Hawaiian Legacy Reforestation Initiative
- Abbreviation: HLRI
- Formation: 2014; 12 years ago
- Founder: Jeffrey Dunster; Darrell Fox
- Type: Nonprofit
- Tax ID no.: 46-5002476
- Legal status: 501(c)(3)
- Purpose: reforest endemic trees and restore native habitat for wildlife in Hawaii
- Headquarters: Honolulu, Hawaii
- Location: United States;
- Methods: sponsorships and partnerships
- Board Chair: Francis Wong
- Executive Director: Jeffrey Dunster
- Website: https://legacyforest.org/

= Hawaiian Legacy Reforestation Initiative =

Nonprofit founded in 2014

The Hawaiian Legacy Reforestation Initiative (HLRI) is a Hawaii-based 501(c)(3) nonprofit organization founded in 2014 that works to reforest endemic trees and restore native habitat for wildlife. This includes koa, ‘ōhi‘a, māmane, naio, ko‘oko‘olau, kūkaenēnē and ‘iliahi trees.

==History==
HLRI is working to reforest 1.3 million endemic trees throughout Hawaii. To date, it has reforested more than 400,000 trees across 1,200 leased acres along the Hamakua Coast of Hawaii Island. In April 2017, HLRI expanded its Hawaii Island operations to a second location, at Kahua Ranch on the western slope of the Kohala Mountains, that will encompass 700 acres with 250,000 trees. HLRI is expanding operations to the North Shore of Oahu at Gunstock Ranch at Malaekahana.

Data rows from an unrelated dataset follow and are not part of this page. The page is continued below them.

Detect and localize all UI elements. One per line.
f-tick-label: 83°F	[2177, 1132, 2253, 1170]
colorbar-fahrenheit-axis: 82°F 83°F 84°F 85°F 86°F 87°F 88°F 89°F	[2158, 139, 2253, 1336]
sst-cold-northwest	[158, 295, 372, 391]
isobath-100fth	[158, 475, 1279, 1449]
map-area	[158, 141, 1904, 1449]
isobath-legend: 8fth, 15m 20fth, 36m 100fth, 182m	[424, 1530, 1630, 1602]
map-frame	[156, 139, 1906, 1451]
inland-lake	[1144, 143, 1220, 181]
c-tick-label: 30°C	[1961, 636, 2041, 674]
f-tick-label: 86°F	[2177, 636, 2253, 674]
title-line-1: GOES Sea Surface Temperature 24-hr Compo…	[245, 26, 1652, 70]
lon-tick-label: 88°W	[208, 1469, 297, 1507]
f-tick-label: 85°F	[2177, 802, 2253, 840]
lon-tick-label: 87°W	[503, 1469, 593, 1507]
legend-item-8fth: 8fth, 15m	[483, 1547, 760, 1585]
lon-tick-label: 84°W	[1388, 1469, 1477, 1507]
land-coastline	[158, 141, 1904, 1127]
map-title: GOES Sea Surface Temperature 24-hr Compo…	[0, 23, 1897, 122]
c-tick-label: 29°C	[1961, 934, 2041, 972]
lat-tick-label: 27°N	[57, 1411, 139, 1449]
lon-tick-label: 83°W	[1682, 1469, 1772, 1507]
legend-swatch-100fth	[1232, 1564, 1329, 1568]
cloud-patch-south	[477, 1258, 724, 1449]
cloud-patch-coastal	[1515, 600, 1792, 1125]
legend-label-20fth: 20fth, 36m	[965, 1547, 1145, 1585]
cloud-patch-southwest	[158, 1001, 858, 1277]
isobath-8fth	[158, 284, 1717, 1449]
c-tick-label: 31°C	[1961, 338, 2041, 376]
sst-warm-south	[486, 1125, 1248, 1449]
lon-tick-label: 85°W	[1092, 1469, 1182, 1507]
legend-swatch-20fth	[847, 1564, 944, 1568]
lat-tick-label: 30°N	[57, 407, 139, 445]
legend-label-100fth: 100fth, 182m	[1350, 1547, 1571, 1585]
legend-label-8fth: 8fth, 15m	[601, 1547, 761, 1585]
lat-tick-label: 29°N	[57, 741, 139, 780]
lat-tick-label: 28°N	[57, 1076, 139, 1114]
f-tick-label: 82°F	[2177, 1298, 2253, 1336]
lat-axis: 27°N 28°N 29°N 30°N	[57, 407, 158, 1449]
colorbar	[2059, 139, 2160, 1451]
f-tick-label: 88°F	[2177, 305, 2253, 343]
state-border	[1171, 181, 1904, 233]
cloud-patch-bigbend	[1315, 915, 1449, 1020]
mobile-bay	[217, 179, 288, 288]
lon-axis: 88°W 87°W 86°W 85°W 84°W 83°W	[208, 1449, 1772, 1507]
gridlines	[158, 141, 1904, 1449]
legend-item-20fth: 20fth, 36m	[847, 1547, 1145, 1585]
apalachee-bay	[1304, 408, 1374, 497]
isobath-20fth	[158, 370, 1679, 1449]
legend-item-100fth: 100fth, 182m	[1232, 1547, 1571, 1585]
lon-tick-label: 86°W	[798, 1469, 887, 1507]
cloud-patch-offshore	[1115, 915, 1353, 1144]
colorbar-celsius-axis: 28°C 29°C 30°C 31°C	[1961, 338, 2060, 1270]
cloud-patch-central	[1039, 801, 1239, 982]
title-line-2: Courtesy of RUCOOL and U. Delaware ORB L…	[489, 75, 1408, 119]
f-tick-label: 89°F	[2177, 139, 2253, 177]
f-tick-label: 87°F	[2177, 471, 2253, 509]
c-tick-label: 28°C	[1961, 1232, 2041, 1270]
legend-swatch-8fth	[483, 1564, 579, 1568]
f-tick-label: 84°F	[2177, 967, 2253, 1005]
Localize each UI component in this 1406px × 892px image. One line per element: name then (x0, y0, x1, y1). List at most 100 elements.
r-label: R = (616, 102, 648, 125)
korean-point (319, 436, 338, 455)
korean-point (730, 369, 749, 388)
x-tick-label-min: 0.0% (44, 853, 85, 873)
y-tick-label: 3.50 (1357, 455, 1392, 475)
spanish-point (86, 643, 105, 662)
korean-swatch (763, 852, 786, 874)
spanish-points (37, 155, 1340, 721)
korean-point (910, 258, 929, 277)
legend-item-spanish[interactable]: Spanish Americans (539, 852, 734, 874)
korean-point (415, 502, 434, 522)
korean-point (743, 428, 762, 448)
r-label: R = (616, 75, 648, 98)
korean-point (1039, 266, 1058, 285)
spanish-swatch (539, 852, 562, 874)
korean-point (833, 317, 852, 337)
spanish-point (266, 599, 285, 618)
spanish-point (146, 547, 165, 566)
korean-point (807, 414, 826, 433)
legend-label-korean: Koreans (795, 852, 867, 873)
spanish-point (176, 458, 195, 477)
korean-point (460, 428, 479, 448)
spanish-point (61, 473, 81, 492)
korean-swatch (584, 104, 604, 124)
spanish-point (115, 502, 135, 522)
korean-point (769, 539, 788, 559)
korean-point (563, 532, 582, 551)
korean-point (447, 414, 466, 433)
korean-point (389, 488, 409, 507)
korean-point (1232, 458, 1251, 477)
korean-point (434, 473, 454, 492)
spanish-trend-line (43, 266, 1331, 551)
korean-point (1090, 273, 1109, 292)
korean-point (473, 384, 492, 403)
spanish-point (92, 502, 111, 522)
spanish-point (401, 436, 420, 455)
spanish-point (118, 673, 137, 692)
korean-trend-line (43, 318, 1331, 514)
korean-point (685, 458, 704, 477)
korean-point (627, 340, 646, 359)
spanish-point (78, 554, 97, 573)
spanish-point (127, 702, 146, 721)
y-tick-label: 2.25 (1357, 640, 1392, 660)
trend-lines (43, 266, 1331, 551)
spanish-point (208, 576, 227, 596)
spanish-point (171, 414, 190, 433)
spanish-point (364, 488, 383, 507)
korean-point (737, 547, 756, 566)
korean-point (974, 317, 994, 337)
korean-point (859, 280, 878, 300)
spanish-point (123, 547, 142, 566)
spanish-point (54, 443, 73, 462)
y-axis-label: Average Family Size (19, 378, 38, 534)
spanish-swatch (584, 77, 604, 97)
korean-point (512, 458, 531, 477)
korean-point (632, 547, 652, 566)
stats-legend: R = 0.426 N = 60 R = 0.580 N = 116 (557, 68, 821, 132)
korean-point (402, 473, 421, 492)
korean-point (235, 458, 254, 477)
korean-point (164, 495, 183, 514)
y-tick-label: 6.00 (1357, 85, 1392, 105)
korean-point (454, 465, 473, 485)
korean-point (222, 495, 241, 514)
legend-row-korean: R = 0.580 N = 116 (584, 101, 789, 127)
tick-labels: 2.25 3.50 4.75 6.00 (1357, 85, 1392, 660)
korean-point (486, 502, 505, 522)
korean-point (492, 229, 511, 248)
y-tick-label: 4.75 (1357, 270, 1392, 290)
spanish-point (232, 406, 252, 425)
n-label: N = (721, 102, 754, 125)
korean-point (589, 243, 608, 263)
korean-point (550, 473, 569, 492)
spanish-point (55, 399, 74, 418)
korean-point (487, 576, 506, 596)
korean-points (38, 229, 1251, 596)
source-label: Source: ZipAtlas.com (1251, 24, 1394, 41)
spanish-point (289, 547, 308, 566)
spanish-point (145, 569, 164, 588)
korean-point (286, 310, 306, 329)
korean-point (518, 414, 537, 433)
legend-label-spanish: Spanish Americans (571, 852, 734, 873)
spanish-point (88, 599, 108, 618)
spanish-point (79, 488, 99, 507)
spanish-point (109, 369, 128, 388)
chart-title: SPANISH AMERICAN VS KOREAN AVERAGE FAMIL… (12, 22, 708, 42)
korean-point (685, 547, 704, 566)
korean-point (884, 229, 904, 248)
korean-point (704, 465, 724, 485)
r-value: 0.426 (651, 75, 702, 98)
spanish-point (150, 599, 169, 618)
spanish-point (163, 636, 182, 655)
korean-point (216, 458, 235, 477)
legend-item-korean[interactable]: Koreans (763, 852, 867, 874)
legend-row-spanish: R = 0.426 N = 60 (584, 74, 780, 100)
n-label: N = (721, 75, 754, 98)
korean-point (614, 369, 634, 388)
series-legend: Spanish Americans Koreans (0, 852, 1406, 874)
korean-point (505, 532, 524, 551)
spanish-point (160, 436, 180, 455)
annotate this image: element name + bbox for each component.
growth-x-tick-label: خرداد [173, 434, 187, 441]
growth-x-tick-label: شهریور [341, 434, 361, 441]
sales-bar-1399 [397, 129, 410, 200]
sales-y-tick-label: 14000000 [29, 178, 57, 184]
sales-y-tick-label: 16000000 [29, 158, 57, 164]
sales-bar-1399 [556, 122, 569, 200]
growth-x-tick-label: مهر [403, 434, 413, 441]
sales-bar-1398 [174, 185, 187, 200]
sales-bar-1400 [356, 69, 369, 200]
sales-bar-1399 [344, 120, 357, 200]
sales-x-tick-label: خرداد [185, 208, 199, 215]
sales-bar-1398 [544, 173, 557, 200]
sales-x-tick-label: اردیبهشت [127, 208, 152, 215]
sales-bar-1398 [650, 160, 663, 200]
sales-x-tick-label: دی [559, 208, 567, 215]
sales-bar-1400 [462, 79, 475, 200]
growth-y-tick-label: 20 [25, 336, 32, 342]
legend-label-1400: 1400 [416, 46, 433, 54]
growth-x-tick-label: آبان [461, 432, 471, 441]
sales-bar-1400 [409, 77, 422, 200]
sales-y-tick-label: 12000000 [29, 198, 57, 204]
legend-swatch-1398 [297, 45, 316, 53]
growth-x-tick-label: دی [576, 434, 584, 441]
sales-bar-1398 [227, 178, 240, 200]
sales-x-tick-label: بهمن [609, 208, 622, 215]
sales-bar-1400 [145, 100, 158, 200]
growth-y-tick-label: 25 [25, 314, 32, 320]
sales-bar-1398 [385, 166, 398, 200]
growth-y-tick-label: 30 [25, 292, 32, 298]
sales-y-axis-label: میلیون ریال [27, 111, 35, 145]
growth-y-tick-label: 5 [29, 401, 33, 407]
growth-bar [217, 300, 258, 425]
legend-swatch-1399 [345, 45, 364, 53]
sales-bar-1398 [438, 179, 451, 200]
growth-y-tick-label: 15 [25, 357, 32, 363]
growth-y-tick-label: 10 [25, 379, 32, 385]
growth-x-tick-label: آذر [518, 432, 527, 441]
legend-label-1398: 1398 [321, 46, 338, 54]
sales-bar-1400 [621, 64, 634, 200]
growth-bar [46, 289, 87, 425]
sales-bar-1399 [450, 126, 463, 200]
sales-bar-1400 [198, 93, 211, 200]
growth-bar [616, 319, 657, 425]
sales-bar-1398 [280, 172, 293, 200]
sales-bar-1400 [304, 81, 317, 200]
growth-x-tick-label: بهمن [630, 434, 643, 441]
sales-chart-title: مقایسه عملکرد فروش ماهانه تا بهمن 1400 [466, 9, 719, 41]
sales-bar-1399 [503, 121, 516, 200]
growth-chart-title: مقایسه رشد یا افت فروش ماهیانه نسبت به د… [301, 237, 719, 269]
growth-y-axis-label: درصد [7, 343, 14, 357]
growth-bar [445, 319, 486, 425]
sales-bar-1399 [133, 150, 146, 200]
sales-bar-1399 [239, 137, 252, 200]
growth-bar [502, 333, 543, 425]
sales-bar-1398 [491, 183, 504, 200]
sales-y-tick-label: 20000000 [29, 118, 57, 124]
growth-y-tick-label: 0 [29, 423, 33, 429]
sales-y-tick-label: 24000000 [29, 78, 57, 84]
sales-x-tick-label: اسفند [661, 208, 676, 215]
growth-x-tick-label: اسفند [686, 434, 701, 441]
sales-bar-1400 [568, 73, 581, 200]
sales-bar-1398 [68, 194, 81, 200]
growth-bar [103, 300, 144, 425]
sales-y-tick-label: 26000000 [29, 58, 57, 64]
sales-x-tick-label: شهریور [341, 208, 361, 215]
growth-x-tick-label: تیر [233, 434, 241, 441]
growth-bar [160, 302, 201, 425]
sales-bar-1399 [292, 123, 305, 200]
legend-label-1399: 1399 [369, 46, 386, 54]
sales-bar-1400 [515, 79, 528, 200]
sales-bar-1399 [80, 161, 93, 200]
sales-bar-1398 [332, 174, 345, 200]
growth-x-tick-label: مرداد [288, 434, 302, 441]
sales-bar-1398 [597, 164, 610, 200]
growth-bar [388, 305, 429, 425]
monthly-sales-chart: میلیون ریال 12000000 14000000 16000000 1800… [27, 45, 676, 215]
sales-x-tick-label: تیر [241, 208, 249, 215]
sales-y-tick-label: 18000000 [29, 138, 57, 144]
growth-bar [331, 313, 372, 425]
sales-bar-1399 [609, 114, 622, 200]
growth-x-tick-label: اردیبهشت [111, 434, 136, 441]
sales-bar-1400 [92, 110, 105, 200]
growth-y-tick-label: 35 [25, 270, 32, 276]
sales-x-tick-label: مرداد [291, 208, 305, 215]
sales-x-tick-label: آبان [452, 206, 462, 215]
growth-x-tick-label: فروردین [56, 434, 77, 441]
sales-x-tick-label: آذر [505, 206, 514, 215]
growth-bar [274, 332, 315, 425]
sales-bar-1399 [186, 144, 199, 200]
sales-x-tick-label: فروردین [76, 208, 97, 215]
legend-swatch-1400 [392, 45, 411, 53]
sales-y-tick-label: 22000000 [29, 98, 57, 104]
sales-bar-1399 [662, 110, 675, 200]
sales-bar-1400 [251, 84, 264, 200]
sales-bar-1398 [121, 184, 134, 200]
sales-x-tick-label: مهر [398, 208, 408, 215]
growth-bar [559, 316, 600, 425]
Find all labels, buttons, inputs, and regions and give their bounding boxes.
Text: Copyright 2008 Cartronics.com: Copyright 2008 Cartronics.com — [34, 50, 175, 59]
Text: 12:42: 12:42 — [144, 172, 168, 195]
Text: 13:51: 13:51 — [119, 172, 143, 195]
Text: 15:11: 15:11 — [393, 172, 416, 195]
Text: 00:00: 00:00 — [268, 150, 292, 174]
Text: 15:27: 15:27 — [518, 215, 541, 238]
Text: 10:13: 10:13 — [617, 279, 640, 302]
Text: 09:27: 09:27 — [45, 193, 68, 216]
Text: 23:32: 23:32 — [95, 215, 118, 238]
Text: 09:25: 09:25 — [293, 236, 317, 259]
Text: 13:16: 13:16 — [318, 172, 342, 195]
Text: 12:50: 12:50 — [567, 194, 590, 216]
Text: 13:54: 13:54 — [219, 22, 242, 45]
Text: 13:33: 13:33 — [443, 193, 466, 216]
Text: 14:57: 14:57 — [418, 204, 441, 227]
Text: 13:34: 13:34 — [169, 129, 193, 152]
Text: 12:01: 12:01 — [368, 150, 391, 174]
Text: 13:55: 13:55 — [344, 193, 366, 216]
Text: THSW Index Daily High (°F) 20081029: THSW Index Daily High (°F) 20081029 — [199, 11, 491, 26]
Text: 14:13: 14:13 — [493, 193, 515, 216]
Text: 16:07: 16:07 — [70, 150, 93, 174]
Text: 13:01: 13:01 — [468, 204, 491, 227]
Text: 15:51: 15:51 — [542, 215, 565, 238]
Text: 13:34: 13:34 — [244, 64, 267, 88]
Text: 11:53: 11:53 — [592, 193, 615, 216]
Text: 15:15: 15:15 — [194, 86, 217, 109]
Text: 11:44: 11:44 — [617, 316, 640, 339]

Trees are planted through sponsorships and partnerships. Each tree is tagged with RFID chip and GPS technology, which track and verify health and growth characteristics.

In 2014, HLRI was one of four international organizations recognized with the Phoenix Award by the Society of American Travel Writers for its work in conservation, preservation, beautification and anti-pollution campaigns.

Multi-use agriculture components of the forest include Kona coffee farming and the harvesting of honey from koa tree blossoms.

The current executive director is Jeff Dunster, and the current chairman is John Farias Jr.